62% dos brasileiros vão usar o 13 º para pagar dívidas
Dezembro vai ter mais pagamento de dívidas e menos compras de Natal. É o que revela pesquisa da Associação Nacional dos Executivos de Finanças, Administração e Contabilidade (Anefac) feita com 612 brasileiros de todas as classes sociais. A maioria dos brasileiros (62%) pretende usar o 13º salário para pagar dívidas, 1,64% a mais do que em 2012, segundo o levantamento. Apenas 14% pretendem usar o dinheiro para comprar presentes de Natal, 12,5% a menos que no ano passado (veja quadro). O rendimento extra vai ser pago no dia 30 e em 20 de dezembro.
Os números da Anefac mostram que os brasileiros estão com mais dificuldades financeiras e maiores preocupações com os gastos neste ano, devido à alta da inflação, à taxa de juros e à redução da atividade econômica. “Como os consumidores vão usar mais dinheiro para pagar as dívidas, sobra menos para os presentes”, diz Miguel Ribeiro de Oliveira, diretor-executivo de Estudos e Pesquisas Econômicas da Anefac.
O executivo ressalta que foi um ano difícil na vida das pessoas, que estão mais preocupadas em poupar. O levantamento mostra também que 77% dos consumidores têm dívidas no cheque especial e no cartão de crédito, e pretendem usar os recursos do 13º salário para quitar o débito. Houve redução de 14,29% na quantidade de consumidores com dívidas atrasadas no comércio.
O diretor da Anefac dá algumas dicas para o consumidor usar o 13º. Segundo ele, é preciso dar preferência ao pagamento de dívidas, principalmente aquelas que embutem encargos maiores, como o cartão de crédito rotativo e o cheque especial, em que a média da taxa de juros atinge 9,37% ao mês (192,94% ao ano) e 7,83% ao mês (147,10% ao ano), respectivamente. Ele ressalta ainda que é preciso reservar valores para as compras de Natal e despesas de início de ano, como IPTU, IPVA, material escolar, para evitar entrar novamente entrar no vermelho no começo do próximo ano. Se sobrar algum valor, é importante aplicar em fundo de renda fixa ou caderneta de poupança.

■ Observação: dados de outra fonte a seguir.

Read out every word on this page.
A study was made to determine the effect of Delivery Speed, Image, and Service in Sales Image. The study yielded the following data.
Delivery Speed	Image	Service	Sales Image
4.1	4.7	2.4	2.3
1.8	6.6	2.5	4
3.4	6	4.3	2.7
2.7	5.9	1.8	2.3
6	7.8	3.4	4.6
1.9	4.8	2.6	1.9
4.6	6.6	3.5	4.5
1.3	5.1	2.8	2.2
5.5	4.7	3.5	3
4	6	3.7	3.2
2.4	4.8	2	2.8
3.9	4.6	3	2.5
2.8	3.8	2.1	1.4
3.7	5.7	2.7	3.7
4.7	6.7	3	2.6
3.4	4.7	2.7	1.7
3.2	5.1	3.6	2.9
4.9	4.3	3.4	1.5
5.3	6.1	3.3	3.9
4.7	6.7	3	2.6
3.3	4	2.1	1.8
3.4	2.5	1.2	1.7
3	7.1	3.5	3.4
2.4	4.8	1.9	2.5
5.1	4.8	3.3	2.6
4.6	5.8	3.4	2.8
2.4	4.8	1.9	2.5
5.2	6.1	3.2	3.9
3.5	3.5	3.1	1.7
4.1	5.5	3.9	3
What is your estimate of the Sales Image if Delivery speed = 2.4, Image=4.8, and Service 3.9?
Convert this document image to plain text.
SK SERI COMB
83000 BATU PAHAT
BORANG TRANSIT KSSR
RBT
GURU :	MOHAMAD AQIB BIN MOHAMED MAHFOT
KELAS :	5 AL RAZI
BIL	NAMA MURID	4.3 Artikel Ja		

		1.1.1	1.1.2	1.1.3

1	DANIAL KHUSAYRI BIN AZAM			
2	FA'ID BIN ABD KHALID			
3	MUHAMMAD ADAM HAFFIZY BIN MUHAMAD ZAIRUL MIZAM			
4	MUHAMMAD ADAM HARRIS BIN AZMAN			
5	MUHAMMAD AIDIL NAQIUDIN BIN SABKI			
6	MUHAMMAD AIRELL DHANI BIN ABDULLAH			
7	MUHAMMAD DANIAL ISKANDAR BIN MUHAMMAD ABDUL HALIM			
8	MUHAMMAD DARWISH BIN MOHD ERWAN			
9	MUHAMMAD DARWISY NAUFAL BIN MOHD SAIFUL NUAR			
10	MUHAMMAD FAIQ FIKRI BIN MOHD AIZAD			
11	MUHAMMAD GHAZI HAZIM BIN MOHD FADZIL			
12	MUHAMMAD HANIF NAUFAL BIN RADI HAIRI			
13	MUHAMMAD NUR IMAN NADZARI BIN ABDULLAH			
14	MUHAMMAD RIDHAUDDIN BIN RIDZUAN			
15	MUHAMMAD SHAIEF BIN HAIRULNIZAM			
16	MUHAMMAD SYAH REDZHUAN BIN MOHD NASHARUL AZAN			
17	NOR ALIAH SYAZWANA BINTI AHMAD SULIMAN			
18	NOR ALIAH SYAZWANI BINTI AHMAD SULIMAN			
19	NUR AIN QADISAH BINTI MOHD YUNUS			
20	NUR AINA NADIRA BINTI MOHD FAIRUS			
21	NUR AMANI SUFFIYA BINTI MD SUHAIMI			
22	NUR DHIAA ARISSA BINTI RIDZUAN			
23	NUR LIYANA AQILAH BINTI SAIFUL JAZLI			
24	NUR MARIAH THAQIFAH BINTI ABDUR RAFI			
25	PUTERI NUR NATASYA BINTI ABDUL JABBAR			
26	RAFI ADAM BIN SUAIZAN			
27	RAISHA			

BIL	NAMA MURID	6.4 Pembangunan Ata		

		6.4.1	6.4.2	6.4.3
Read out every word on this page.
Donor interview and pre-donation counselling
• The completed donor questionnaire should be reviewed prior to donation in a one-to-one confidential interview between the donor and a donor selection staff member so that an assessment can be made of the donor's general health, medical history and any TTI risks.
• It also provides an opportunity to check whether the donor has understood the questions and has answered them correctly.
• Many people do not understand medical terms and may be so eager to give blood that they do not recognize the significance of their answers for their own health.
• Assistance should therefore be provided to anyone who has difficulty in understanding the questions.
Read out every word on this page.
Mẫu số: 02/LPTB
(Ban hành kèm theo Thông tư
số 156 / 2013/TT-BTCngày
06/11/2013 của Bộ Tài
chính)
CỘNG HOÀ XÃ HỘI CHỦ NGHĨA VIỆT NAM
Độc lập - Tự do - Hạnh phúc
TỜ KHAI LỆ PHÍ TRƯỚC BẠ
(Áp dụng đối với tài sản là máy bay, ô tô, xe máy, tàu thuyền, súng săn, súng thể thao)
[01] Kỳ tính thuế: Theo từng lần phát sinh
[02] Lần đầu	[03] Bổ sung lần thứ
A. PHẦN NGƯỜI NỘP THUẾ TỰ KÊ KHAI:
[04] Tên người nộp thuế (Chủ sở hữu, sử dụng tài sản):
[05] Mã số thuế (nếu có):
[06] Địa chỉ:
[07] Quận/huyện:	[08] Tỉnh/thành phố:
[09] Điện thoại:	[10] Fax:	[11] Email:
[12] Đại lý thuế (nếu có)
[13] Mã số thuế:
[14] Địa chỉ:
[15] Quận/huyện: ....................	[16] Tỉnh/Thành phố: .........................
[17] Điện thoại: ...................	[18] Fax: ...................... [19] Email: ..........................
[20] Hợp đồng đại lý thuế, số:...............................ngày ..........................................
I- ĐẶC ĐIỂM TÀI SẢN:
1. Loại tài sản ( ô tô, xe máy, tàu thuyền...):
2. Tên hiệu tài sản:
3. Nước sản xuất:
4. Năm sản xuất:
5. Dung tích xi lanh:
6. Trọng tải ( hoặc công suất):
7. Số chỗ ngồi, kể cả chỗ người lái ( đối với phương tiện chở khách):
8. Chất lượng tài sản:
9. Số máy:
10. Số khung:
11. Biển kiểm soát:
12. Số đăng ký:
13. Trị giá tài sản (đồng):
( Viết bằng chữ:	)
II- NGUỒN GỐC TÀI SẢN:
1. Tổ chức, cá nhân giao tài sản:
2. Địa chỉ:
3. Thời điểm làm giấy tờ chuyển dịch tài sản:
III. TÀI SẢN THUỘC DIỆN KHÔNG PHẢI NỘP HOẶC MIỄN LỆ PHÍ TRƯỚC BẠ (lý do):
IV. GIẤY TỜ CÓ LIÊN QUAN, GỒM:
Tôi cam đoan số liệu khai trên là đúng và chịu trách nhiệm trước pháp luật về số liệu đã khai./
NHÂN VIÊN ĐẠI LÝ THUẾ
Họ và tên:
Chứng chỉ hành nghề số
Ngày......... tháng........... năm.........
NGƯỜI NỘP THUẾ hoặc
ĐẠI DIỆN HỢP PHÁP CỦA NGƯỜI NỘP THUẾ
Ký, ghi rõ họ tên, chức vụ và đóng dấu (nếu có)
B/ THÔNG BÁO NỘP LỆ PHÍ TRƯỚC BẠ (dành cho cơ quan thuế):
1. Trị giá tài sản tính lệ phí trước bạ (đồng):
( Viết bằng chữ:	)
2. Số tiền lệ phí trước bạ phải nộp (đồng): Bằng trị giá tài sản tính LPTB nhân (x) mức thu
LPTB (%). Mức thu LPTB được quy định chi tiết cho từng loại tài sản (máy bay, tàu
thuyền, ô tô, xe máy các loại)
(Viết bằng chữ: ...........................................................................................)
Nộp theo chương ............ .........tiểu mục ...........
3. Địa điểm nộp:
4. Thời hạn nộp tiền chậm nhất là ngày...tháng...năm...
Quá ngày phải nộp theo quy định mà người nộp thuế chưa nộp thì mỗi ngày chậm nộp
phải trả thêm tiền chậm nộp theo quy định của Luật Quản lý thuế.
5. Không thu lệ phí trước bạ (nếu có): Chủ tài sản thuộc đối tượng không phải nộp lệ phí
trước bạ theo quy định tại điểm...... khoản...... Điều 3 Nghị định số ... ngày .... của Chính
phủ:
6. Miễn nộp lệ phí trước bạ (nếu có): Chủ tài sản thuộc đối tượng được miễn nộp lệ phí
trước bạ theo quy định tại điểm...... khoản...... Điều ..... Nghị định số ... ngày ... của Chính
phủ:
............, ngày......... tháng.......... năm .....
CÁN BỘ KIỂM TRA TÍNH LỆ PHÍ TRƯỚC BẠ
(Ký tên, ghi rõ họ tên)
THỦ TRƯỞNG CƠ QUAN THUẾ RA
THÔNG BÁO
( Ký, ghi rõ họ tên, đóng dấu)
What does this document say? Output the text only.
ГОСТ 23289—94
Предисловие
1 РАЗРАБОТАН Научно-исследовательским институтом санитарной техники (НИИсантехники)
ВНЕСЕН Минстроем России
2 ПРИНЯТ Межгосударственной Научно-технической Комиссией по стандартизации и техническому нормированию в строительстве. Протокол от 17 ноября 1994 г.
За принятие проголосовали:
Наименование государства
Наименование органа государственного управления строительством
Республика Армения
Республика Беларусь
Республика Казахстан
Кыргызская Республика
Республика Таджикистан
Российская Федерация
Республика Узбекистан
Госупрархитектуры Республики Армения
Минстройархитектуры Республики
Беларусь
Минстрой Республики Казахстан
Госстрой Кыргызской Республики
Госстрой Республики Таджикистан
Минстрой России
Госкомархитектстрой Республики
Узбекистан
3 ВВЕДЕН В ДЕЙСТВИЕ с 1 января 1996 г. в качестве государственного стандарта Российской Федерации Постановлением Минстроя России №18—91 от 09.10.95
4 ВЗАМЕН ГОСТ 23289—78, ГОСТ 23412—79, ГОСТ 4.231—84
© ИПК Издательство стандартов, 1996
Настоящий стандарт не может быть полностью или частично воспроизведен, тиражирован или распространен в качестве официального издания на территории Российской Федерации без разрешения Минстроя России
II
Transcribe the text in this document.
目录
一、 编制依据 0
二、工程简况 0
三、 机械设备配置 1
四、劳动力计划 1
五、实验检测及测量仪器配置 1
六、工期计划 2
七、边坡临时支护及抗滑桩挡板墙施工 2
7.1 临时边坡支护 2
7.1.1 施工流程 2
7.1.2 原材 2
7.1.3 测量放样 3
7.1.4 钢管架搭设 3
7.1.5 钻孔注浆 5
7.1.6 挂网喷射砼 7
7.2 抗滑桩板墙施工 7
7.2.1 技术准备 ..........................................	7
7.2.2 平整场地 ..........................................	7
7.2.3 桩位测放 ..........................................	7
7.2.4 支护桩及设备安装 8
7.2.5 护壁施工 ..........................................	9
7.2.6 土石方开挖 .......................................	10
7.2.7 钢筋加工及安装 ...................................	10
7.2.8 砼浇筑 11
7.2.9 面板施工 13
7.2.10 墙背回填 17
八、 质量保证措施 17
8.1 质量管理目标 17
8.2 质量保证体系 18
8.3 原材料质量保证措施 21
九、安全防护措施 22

Se for fazer algum financiamento, Oliveira recomenda que sejam pesquisadas as taxas de juros. “E é bom evitar comprometer muito o orçamento com dívidas”, lembra. Os empréstimos a longo prazo devem ser evitados, pois além de representarem custos maiores, comprometem a renda por período mais longo. É importante também evitar entrar no cheque especial e dívida no cartão de crédito. “O cheque especial não é renda. Por isso, deve ser usado por período curto e emergencial”, explica o executivo.